Isaac Shepher, owner of Life Alert, has been the target of one previous consumer protection lawsuit. The Los Angeles County district attorney accused Shepher in 1985 of misleading advertising for a purportedly therapeutic lounge chair. Advertisements claimed that the chair, which cost $2,000 to $3,000, was effective in treating high blood pressure, heart disease and bad backs. The suit was settled out of court for $113,000.

Shepher, who lives in Woodland Hills, is also owner or partner in several other companies, including a development firm, L.A. Hebrew Media Inc. and L.A. Hadshot, a 20,000-circulation Hebrew language weekly newspaper.

Of 30 or so emergency response systems in the country, Life Alert is one of two that advertises regularly on television, according to Lee Norrgard, an investigator with the American Assn. of Retired Persons. Norrgard said the systems are useful for the elderly, but can cost as little as $300, instead of the $4,000 investigators estimated Life Alert charges.

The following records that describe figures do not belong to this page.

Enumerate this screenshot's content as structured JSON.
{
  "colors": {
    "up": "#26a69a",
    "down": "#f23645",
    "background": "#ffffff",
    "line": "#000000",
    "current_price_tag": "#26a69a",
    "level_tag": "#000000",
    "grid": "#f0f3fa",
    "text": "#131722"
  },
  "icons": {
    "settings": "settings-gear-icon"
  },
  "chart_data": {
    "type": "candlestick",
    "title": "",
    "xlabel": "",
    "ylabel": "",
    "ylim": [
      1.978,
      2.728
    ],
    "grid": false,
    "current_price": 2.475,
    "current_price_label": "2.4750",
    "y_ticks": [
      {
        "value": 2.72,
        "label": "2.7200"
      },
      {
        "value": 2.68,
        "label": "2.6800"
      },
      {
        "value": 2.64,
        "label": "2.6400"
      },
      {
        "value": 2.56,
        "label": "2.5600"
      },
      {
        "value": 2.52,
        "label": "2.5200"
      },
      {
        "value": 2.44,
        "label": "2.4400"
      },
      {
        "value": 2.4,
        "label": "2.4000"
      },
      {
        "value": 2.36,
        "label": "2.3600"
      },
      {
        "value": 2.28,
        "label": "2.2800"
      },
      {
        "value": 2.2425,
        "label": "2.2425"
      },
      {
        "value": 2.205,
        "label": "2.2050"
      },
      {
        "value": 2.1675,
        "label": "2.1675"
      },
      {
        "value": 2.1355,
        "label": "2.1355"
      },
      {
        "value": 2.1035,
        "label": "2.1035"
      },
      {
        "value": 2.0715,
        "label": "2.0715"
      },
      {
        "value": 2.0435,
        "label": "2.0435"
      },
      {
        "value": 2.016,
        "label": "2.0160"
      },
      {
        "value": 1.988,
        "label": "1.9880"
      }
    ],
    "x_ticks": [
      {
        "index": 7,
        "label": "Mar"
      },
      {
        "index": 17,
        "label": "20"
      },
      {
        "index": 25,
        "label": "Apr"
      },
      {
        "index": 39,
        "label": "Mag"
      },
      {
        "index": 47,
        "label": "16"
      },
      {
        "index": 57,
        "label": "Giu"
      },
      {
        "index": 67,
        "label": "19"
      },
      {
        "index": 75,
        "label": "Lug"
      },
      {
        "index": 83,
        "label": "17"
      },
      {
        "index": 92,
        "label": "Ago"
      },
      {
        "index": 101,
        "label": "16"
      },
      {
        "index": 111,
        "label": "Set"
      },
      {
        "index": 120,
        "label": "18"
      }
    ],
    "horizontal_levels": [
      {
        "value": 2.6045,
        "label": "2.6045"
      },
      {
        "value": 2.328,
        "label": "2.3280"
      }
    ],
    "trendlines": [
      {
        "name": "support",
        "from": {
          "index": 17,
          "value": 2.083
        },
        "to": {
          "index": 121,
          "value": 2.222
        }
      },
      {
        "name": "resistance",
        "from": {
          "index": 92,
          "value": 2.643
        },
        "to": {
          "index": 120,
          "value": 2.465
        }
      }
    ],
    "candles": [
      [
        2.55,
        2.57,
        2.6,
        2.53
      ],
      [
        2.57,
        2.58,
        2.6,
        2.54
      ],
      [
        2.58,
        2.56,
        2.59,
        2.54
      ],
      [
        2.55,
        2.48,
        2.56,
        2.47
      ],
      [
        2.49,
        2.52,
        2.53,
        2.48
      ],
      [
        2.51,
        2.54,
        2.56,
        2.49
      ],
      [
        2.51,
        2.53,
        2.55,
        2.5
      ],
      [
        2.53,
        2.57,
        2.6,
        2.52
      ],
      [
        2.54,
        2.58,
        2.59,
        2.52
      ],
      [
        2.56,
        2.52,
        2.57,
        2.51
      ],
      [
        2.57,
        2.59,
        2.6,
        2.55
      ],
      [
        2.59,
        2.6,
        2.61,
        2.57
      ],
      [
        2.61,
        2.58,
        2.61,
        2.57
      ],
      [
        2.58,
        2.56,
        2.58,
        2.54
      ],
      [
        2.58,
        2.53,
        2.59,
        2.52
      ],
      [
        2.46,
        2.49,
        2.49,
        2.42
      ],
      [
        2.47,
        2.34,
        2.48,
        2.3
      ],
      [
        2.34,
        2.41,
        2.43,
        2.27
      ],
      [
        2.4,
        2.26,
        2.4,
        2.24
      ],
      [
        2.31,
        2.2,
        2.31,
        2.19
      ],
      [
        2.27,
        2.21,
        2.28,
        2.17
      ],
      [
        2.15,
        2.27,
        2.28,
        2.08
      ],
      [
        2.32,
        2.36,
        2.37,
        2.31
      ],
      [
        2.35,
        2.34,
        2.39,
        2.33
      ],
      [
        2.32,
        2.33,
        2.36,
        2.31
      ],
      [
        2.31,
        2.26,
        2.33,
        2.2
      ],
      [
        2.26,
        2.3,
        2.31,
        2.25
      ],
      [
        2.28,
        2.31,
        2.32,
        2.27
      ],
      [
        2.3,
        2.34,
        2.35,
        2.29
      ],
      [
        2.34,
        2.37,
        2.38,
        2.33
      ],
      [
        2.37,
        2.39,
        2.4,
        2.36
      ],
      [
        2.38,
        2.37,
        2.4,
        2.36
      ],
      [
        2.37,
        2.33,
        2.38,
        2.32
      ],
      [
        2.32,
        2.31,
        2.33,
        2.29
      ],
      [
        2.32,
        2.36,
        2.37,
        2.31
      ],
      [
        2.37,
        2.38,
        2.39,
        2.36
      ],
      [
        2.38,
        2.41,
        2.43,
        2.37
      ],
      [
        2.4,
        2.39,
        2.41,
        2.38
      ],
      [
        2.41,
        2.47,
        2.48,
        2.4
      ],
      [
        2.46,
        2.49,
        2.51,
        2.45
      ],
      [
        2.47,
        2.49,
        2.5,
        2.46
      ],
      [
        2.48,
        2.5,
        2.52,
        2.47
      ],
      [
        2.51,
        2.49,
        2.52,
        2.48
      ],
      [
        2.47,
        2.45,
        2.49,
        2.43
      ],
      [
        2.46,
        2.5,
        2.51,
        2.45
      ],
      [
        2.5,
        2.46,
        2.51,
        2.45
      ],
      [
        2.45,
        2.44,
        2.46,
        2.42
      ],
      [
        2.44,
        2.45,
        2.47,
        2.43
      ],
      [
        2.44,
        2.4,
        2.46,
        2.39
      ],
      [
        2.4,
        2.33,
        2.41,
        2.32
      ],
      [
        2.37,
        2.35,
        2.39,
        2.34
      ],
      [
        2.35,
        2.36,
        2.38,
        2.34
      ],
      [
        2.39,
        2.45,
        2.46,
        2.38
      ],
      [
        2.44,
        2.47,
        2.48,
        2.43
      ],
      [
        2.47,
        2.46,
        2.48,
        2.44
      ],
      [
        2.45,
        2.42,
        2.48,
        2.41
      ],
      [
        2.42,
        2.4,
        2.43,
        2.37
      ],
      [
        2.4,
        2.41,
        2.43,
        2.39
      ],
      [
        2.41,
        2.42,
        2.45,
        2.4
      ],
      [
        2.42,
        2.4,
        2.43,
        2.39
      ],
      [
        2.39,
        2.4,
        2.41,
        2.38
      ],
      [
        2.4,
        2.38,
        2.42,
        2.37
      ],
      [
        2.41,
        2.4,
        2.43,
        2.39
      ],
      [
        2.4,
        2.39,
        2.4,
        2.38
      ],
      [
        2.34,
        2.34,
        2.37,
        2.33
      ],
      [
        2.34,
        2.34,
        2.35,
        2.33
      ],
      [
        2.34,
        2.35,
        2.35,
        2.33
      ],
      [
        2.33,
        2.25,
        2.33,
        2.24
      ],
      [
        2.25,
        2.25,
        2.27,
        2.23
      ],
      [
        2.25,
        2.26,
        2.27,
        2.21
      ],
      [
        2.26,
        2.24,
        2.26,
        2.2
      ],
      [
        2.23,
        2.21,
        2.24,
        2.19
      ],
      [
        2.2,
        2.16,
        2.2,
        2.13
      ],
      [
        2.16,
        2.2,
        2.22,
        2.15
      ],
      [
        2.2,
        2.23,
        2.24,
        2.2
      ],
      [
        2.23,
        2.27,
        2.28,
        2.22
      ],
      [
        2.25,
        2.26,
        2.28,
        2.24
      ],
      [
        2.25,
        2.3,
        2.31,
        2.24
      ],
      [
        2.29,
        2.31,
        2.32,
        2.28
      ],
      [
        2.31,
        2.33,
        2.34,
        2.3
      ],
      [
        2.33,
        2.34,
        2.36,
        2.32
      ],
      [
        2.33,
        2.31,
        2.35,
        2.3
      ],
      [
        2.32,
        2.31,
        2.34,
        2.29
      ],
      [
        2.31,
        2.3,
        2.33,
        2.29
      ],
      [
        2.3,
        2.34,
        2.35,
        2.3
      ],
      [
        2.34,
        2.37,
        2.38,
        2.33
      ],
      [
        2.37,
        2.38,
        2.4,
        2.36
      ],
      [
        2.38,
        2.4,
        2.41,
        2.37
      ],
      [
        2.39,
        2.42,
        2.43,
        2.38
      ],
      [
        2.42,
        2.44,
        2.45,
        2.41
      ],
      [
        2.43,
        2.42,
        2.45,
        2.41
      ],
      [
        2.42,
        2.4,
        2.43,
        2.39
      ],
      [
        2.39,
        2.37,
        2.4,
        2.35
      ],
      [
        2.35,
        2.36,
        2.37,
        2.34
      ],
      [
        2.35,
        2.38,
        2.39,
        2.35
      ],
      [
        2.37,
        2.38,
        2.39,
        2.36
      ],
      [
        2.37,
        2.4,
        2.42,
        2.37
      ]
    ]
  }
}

Norrgard estimated that 450,000 households currently have some kind of response system, up from about 200,000 in 1987.

“The principal users tend to be older people, toward the 80 range, and that is of course the fastest growing segment of our population, so it will continue to rise,” he said. “Our concern is that you’re getting into products where there’s not a lot of consumer information available and where there’s not a lot of consumer awareness.”